Визгливо смеялись женщины, под звуки бубна плясал медведь. Толстый монах в засаленной рясе, обнявшись с язычником, учил его исполнять литанию.
У разрушенной часовни близ моста оставалось свободное пространство, и здесь шла игра «в кошку». На перекладине, лежавшей на столбах, был подвешен на веревке бочонок, и мужчины, пуская коней с места в карьер, проносились под ним, взмахивая палицами. В бочонке исходила истошным криком живая кошка. Эмма уже привыкла к этой жестокой игре и, посмеиваясь, примкнула к толпе зрителей. Тому из играющих, кому удавалось разбить бочонок и освободить злополучную тварь, доставался приз. Призов было немало – из общей доли добычи, которая никому не досталась по жребию. Поэтому и состязающихся было в избытке.
Там и сям сходились в схватке борцы. На открытом пространстве между костров двое воинов с завязанными глазами и связанные за щиколотки короткой веревкой, пытались оглушить друг друга мешками с песком. Не видя противника, они то и дело промахивались, сбивая друг друга с ног, падали. Эмма хохотала до слез, глядя, как они нещадно тузят друг дружку, не причиняя, впрочем, особого вреда. Зрители криками подбадривали состязающихся, повсюду заключались пари. В толпе было немало женщин. Скандинавки, отказавшиеся от своих традиционных головных платков, теперь, подобно франкским девушкам, носили длинные покрывала и головные обручи, а на груди – медные броши, величиной с тарелку. Попадались здесь даже рабы в ошейниках. Сегодня их не заставляли работать, они тоже выпили и угостились у костров. Наконец Эмма увидела, как здоровенный грузчик-франк одолел в борьбе норманна, и хохочущие викинги вручили ему приз – кусок сукна, в который тот завернулся, как в плащ, и стал приплясывать под всеобщий хохот и битье в ладоши.

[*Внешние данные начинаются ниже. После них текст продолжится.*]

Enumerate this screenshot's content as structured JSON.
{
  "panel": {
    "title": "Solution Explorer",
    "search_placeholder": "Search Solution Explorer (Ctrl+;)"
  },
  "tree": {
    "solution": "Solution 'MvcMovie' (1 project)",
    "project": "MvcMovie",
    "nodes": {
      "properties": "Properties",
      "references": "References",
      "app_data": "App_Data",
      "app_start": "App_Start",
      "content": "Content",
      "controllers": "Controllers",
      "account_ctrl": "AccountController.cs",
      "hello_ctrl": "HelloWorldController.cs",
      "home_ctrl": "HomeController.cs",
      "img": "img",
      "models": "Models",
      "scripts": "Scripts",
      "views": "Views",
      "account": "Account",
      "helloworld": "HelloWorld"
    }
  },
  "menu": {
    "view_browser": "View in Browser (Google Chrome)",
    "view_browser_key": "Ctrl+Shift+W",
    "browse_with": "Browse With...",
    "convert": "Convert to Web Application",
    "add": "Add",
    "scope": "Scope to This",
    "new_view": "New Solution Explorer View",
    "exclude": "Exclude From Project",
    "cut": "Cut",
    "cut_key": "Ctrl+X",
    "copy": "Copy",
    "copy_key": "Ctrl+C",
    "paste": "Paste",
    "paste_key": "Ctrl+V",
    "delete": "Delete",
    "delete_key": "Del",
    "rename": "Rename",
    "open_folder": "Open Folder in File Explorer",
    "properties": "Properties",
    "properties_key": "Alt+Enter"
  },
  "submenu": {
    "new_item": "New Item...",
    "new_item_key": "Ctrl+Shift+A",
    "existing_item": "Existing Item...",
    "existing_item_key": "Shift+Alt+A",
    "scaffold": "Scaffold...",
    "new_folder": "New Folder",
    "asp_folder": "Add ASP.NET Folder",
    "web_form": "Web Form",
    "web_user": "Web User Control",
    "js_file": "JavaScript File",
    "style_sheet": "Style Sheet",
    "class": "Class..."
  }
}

Гремела музыка – варварски громкая, – рожки, бубны, тамбурины, слышалось нестройное пение. Эмма не заметила, как оставила Атли далеко позади, пробираясь туда, где начались танцы. Она отведала сладкого вина, разрумянилась, глаза её заблестели.
Молодежь танцевала у костров, подпрыгивая, притопывая и поднимая пыль, казавшуюся золотистой в свете пламени. Хоровод сменялся местными плясками, когда все разбились на пары. Эмму сразу же увлек в круг черноволосый кудрявый парень – нормандский еврей. Второй танец она плясала уже с норманном – бородатым, хмельным, но отчаянно желавшем обучиться скакать на франкский манер.
– Ты отопчешь мне все ноги, Кари, – смеялась, увертываясь, Эмма.
– Эх, Птичка, кабы ты ведала, как славно вновь видеть тебя, как славно воротиться домой!
Земля Нормандии уже стала для них домом…
Кари от Эммы потеснил Атли.
– Погоди, приятель. Дай и мне разок сплясать с моей невестой.
– Клянусь копьем – ты счастливчик, Атли Нормандский, – уступая ему девушку, проговорил веселый Кари. – Взял в невесты такую красавицу – истинную лозу покровов!
Эмма уже привыкла к иносказаниям варваров, находя в них своеобразную поэзию. Смеясь, она положила руки на плечи Атли. Он коснулся её нежно, не сводя с её лица блестящих глаз. Покрывало у девушки сползло на плечи, волосы рассыпались, позвякивали серебряные браслеты на её запястьях. Вся она, с головы до пят, казалась невесомой и звенящей.
– Красивее тебя нет никого во всей Нормандии!
«Ролло так не считает», – мгновенно промелькнуло в голове Эммы, и сейчас же она отогнала мрачные мысли. Общее внимание ей льстило, веселье толпы возбуждало, как хмельное питье.
Внезапно она вздрогнула, заметив над толпой костистое, суровое лицо конного воина. Возвышаясь в седле, он пристально глядел на нее, насмешливо кривя тонкогубый рот. Рагнар Датчанин! Её враг, насильник, свидетель её позора и смертельного унижения!